Bak, “Ona buyruğumuzdan kolay olanını söyleyeceğiz.” (Kehf Suresi, 88) Şimdi Mehdiyet’in yöntemi ne? Dini kolaylaştırmak. Burada ne anlatılıyor ayette? “Ona buyruğumuzdan kolay olanını söyleyeceğiz.” Dinin kolaylaştırılması. Tahfif. Diyor ya Cenab-ı Allah, şeytandan Allah’a sığınırım. “O, sizleri seçmiş ve din konusunda size bir güçlük yüklememiştir, atanız İbrahim'in dini(nde olduğu gibi).” (Hac Suresi, 78) “Allah, size kolaylık diler, zorluk dilemez.” (Bakara Suresi, 185) Gelenekçi sistem dini alabildiğine zorlaştırma üstüne kuruludur. Mehdiyet de dini alabildiğine kolaylaştırması üstüne kuruludur. Bak, aradaki fark budur. Gelenekçi sistem deccalin etkisiyle dini alabildiğine zorlaştırır, içinden çıkılmayacak hale getirir. Mehdiyet de Mehdiyet’in bereketiyle dini alabildiğine kolaylaştırır. Bu da Allah’ın bir rahmeti müminlere.
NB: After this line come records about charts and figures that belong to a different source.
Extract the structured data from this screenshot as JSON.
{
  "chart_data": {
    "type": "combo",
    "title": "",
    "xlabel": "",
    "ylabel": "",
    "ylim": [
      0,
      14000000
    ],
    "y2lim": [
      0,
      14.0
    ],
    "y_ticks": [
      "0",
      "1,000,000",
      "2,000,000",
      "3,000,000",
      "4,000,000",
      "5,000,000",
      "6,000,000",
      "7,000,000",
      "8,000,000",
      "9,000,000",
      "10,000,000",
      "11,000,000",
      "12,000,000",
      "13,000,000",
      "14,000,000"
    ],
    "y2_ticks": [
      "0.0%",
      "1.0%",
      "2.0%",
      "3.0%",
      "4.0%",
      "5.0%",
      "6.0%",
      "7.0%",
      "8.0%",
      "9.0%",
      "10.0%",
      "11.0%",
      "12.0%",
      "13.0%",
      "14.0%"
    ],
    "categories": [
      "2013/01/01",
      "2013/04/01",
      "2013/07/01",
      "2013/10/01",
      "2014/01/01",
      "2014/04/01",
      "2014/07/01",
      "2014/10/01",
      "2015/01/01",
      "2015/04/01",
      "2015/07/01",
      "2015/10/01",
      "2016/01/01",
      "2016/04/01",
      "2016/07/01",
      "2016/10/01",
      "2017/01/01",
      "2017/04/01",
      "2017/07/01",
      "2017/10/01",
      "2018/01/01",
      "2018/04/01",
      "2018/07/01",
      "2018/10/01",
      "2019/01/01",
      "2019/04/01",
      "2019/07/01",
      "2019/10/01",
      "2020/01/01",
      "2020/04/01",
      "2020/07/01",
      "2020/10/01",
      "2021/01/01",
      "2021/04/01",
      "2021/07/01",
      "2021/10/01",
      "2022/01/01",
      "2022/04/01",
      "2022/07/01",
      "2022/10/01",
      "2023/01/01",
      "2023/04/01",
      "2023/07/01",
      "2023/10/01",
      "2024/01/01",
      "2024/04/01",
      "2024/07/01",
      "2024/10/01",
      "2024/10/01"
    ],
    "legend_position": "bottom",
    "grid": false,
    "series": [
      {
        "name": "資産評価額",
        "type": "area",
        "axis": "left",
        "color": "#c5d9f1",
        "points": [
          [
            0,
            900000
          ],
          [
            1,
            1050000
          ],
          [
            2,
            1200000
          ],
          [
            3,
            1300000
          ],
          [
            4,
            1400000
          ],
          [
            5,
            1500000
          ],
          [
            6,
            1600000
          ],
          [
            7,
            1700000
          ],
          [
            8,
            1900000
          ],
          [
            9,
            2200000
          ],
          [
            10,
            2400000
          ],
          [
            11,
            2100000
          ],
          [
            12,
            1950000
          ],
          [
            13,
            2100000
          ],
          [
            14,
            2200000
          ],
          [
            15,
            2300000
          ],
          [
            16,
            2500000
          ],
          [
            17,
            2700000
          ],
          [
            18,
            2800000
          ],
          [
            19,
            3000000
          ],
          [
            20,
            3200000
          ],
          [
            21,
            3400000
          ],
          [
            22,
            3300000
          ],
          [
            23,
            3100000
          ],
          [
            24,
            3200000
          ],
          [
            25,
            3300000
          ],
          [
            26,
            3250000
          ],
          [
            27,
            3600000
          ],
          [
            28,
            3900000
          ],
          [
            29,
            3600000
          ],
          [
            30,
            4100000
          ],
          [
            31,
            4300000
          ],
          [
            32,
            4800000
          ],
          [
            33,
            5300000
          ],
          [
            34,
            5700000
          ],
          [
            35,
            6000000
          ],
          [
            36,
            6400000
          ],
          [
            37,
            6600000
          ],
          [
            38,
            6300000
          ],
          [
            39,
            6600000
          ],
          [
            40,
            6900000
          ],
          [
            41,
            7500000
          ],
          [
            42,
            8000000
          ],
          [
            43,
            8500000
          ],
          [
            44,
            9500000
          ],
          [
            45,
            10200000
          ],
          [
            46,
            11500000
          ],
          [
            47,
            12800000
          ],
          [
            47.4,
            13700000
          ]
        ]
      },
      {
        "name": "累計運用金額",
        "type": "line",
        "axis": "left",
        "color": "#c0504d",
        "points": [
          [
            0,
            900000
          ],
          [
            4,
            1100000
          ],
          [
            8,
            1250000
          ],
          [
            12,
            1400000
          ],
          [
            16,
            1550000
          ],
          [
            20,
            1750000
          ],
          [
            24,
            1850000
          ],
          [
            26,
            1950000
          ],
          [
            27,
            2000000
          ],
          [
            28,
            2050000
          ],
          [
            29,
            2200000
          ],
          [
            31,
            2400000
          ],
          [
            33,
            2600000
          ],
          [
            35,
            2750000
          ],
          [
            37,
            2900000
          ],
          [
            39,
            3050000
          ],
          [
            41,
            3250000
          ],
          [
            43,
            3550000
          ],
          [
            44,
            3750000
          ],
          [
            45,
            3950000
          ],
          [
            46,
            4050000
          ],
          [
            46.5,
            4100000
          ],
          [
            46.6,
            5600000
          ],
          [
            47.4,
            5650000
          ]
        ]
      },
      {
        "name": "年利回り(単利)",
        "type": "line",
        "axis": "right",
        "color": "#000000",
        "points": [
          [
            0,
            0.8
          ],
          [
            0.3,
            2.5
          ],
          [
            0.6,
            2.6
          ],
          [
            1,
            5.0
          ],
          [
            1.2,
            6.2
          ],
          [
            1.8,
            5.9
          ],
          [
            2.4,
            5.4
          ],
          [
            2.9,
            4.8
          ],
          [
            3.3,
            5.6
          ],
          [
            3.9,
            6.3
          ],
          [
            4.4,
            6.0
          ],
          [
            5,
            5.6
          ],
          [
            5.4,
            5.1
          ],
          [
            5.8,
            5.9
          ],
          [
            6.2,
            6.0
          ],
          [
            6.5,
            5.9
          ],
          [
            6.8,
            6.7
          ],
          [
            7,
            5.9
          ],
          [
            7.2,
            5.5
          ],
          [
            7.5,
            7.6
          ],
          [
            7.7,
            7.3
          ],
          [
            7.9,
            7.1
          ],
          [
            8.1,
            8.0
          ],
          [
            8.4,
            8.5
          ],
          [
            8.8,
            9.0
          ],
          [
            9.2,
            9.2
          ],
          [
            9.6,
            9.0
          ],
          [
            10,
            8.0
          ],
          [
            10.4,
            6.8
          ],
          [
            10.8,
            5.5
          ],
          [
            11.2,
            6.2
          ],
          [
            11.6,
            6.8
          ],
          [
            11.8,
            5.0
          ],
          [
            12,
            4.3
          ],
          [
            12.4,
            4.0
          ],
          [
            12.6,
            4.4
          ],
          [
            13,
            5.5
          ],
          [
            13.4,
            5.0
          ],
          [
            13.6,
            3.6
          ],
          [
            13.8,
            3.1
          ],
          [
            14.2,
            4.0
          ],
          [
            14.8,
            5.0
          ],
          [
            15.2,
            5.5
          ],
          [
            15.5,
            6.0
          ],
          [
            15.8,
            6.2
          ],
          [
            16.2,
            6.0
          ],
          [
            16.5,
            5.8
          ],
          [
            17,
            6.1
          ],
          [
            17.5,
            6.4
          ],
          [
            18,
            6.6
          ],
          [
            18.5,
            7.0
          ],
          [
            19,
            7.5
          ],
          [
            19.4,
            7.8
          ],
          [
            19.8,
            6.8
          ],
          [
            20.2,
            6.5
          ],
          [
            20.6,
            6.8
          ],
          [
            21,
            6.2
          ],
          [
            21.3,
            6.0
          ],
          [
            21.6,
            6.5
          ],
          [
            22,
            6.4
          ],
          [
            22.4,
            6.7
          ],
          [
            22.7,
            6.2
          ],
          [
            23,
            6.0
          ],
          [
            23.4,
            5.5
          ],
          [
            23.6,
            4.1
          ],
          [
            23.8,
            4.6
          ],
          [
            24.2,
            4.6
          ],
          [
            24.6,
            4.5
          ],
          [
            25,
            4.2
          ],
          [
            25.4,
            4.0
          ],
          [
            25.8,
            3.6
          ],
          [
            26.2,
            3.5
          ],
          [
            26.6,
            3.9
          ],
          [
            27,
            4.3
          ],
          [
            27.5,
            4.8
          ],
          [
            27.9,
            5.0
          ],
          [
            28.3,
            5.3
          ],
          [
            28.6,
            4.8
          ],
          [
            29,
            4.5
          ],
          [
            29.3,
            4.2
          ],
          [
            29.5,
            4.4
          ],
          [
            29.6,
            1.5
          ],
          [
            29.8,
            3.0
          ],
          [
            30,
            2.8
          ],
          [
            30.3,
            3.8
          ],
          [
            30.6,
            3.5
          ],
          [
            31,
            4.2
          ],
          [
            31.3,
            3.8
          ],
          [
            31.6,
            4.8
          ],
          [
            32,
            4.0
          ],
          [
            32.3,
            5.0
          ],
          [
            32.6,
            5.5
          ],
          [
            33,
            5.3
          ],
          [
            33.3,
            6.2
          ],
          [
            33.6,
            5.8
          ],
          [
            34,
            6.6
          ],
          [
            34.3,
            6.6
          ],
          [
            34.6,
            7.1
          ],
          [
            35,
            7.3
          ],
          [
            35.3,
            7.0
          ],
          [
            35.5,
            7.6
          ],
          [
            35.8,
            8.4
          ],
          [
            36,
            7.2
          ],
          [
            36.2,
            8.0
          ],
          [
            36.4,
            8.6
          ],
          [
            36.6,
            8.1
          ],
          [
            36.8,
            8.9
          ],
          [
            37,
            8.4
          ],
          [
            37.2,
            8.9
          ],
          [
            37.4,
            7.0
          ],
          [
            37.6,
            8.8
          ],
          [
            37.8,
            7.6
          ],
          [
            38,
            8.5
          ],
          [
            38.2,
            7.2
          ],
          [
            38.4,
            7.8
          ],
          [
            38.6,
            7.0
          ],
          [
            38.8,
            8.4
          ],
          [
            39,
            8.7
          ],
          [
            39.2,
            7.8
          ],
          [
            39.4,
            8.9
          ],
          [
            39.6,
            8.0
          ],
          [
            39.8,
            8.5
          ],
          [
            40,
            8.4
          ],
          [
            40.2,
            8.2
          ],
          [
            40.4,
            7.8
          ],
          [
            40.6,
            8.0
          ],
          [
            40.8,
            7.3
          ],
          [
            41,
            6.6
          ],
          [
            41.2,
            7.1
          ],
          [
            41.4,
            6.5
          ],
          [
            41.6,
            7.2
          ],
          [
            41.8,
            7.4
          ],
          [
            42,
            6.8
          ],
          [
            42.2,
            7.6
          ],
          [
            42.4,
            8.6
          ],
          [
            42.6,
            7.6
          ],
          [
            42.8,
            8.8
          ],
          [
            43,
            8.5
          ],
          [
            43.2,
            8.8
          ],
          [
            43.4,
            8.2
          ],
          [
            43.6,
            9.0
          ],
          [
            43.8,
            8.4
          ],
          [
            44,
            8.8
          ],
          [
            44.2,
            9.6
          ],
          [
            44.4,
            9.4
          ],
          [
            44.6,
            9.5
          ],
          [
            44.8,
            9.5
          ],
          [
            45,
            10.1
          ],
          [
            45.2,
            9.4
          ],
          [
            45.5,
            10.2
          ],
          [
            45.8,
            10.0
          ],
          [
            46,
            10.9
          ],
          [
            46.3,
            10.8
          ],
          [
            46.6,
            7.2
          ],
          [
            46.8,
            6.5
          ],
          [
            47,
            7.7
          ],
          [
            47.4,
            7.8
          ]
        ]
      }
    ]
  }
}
“Sonunda güneşin doğduğu yere kadar ulaştı ve onu (güneşi), kendileri için bir siper kılmadığımız bir kavim üzerine doğmakta iken buldu.” (Kehf Suresi, 90) “İşte böyle, onun yanında "özü kapsayan bilgi olduğunu" (veya yanında olup-biten her şeyi) Biz (ilmimizle) büsbütün kuşatmıştık.” (Kehf Suresi, 91) Bak, yine aynı bilgi burada da geçiyor görüyorsunuz. “özü kapsayan bir bilgi” Hz. Mehdi (as)’da olan da bu, Zu’l Karneyn’de de olan bu. Yani gelenekçi zırvaları değil, gelenekçi demagojisi değil. Özlü, kısa doğru bilgi.